In the course of 10 days, Indonesian police and quarantine officials intercepted three shipments of wild birds, who’d been captured in Sumatra and transported to Java, Indonesia.
On November 17, they confiscated over 6,000 birds, including songbirds, sunbirds, tailorbirds, prinias, leafbirds, bulbuls and nuthatches, who were being carried in a truck. Six days later, 1,536 caged birds were seized from the back of a bus, and four days after that, an additional 2,140 birds were rescued from a private car.
This adds up to more than 9,600 birds.
“I think this is the biggest bird seizure that has ever happened in a period of 10 days,” Marison Guciano, executive director of FLIGHT: Protecting Indonesia's Birds, told The Dodo. “This shows great pressure for Sumatran birds to supply markets in Java.”
Wild birds used to be plentiful in Java.

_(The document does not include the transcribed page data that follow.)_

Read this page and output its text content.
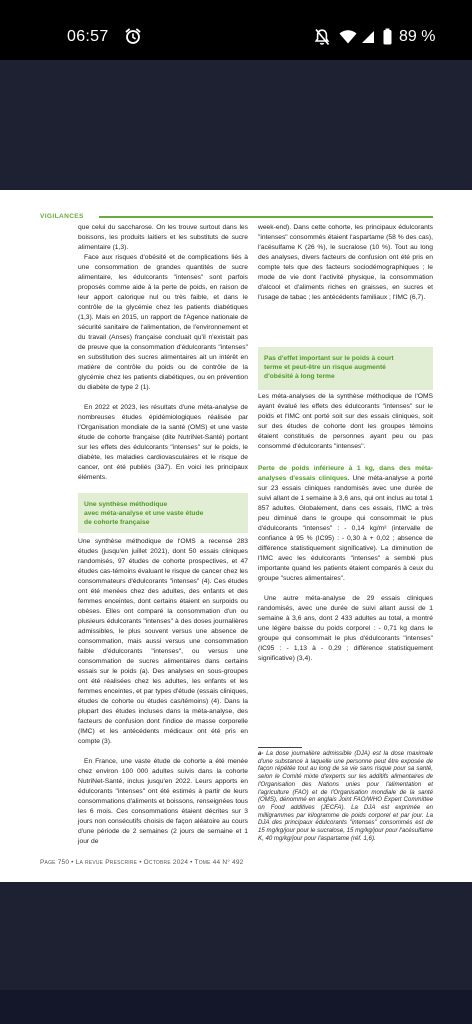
06:57	89 %
VIGILANCES

que celui du saccharose. On les trouve surtout dans les boissons, les produits laitiers et les substituts de sucre alimentaire (1,3).

Face aux risques d'obésité et de complications liés à une consommation de grandes quantités de sucre alimentaire, les édulcorants "intenses" sont parfois proposés comme aide à la perte de poids, en raison de leur apport calorique nul ou très faible, et dans le contrôle de la glycémie chez les patients diabétiques (1,3). Mais en 2015, un rapport de l'Agence nationale de sécurité sanitaire de l'alimentation, de l'environnement et du travail (Anses) française concluait qu'il n'existait pas de preuve que la consommation d'édulcorants "intenses" en substitution des sucres alimentaires ait un intérêt en matière de contrôle du poids ou de contrôle de la glycémie chez les patients diabétiques, ou en prévention du diabète de type 2 (1).

En 2022 et 2023, les résultats d'une méta-analyse de nombreuses études épidémiologiques réalisée par l'Organisation mondiale de la santé (OMS) et une vaste étude de cohorte française (dite NutriNet-Santé) portant sur les effets des édulcorants "intenses" sur le poids, le diabète, les maladies cardiovasculaires et le risque de cancer, ont été publiés (3à7). En voici les principaux éléments.

Une synthèse méthodique
avec méta-analyse et une vaste étude
de cohorte française

Une synthèse méthodique de l'OMS a recensé 283 études (jusqu'en juillet 2021), dont 50 essais cliniques randomisés, 97 études de cohorte prospectives, et 47 études cas-témoins évaluant le risque de cancer chez les consommateurs d'édulcorants "intenses" (4). Ces études ont été menées chez des adultes, des enfants et des femmes enceintes, dont certains étaient en surpoids ou obèses. Elles ont comparé la consommation d'un ou plusieurs édulcorants "intenses" à des doses journalières admissibles, le plus souvent versus une absence de consommation, mais aussi versus une consommation faible d'édulcorants "intenses", ou versus une consommation de sucres alimentaires dans certains essais sur le poids (a). Des analyses en sous-groupes ont été réalisées chez les adultes, les enfants et les femmes enceintes, et par types d'étude (essais cliniques, études de cohorte ou études cas/témoins) (4). Dans la plupart des études incluses dans la méta-analyse, des facteurs de confusion dont l'indice de masse corporelle (IMC) et les antécédents médicaux ont été pris en compte (3).

En France, une vaste étude de cohorte a été menée chez environ 100 000 adultes suivis dans la cohorte NutriNet-Santé, inclus jusqu'en 2022. Leurs apports en édulcorants "intenses" ont été estimés à partir de leurs consommations d'aliments et boissons, renseignées tous les 6 mois. Ces consommations étaient décrites sur 3 jours non consécutifs choisis de façon aléatoire au cours d'une période de 2 semaines (2 jours de semaine et 1 jour de

week-end). Dans cette cohorte, les principaux édulcorants "intenses" consommés étaient l'aspartame (58 % des cas), l'acésulfame K (26 %), le sucralose (10 %). Tout au long des analyses, divers facteurs de confusion ont été pris en compte tels que des facteurs sociodémographiques ; le mode de vie dont l'activité physique, la consommation d'alcool et d'aliments riches en graisses, en sucres et l'usage de tabac ; les antécédents familiaux ; l'IMC (6,7).

Pas d'effet important sur le poids à court
terme et peut-être un risque augmenté
d'obésité à long terme

Les méta-analyses de la synthèse méthodique de l'OMS ayant évalué les effets des édulcorants "intenses" sur le poids et l'IMC ont porté soit sur des essais cliniques, soit sur des études de cohorte dont les groupes témoins étaient constitués de personnes ayant peu ou pas consommé d'édulcorants "intenses".

Perte de poids inférieure à 1 kg, dans des méta-analyses d'essais cliniques. Une méta-analyse a porté sur 23 essais cliniques randomisés avec une durée de suivi allant de 1 semaine à 3,6 ans, qui ont inclus au total 1 857 adultes. Globalement, dans ces essais, l'IMC a très peu diminué dans le groupe qui consommait le plus d'édulcorants "intenses" : - 0,14 kg/m² (intervalle de confiance à 95 % (IC95) : - 0,30 à + 0,02 ; absence de différence statistiquement significative). La diminution de l'IMC avec les édulcorants "intenses" a semblé plus importante quand les patients étaient comparés à ceux du groupe "sucres alimentaires".

Une autre méta-analyse de 29 essais cliniques randomisés, avec une durée de suivi allant aussi de 1 semaine à 3,6 ans, dont 2 433 adultes au total, a montré une légère baisse du poids corporel : - 0,71 kg dans le groupe qui consommait le plus d'édulcorants "intenses" (IC95 : - 1,13 à - 0,29 ; différence statistiquement significative) (3,4).

a- La dose journalière admissible (DJA) est la dose maximale d'une substance à laquelle une personne peut être exposée de façon répétée tout au long de sa vie sans risque pour sa santé, selon le Comité mixte d'experts sur les additifs alimentaires de l'Organisation des Nations unies pour l'alimentation et l'agriculture (FAO) et de l'Organisation mondiale de la santé (OMS), dénommé en anglais Joint FAO/WHO Expert Committee on Food additives (JECFA). La DJA est exprimée en milligrammes par kilogramme de poids corporel et par jour. La DJA des principaux édulcorants "intenses" consommés est de 15 mg/kg/jour pour le sucralose, 15 mg/kg/jour pour l'acésulfame K, 40 mg/kg/jour pour l'aspartame (réf. 1,6).

Page 750 • La revue Prescrire • Octobre 2024 • Tome 44 N° 492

In fact, Guciano, who grew up in Java, remembers hearing their sweet calls throughout his childhood.
“When I was little, I often heard birds singing in the yard of our houses,” Guciano said. “Not anymore. Now even our forests are silent.”
Songbirds and other wild birds are now so rare in Java that traffickers have to go to Sumatra — a completely different island of Indonesia — to catch them. Then the birds are transported to Java, where it’s a cultural tradition to keep them as pets, Guciano explained.
“Millions of people keep birds as pets so they can hear them sing,” Guciano said. “It is a big market.”
But the pet trade is putting substantial pressure on wild populations, and pushing many wild birds towards extinction. For instance, 19 species of Indonesian songbirds are already marked as vulnerable or endangered because of the domestic trade.
“The taking of songbirds from the wild in Indonesia is out of control,” Guciano said. “Thousands of birds are smuggled in small boxes, and travel, at times, hundreds of kilometers to reach the bird markets.”
The markets themselves are not a pleasant destination for the birds.
“These markets are ... a place where unspeakable cruelty occurs,” Guciano said. “Birds and other animals are chained and locked in small and dirty cages, with little access to food and water.”
Surprisingly, many wild birds are not protected under Indonesian law. However, anyone who wants to capture and sell them needs a special permit — and most traffickers operate without permits, which makes their activities illegal. Also, if they’re caught transporting any birds that are protected under Indonesian law, such as greater green leafbirds, this could get them into bigger trouble.
In general, traffickers don’t treat their captured birds very well.
“When they are crammed into small boxes, they are seldom supplied with food and water and they are stressed,” Guciano said. “Many birds don't want to eat because they find it overwhelming being crammed into small spaces. Many do not survive.”
But survival isn’t a top concern for many traffickers, Guciano explained.
“Even though many birds die, traders still profit,” Guciano said. “They buy a bird from a hunter for half a dollar, then sell it for $5.”
Not surprisingly, many birds died from the three seized shipments — but there were also many survivors who will get to return to the forest.
“All birds who survive are released after they undergo a health check,” Guciano said. “If we hold them any longer, more will die. We release them whilst they are still relatively ‘fresh’ from wild so they will not need to be rehabilitated.”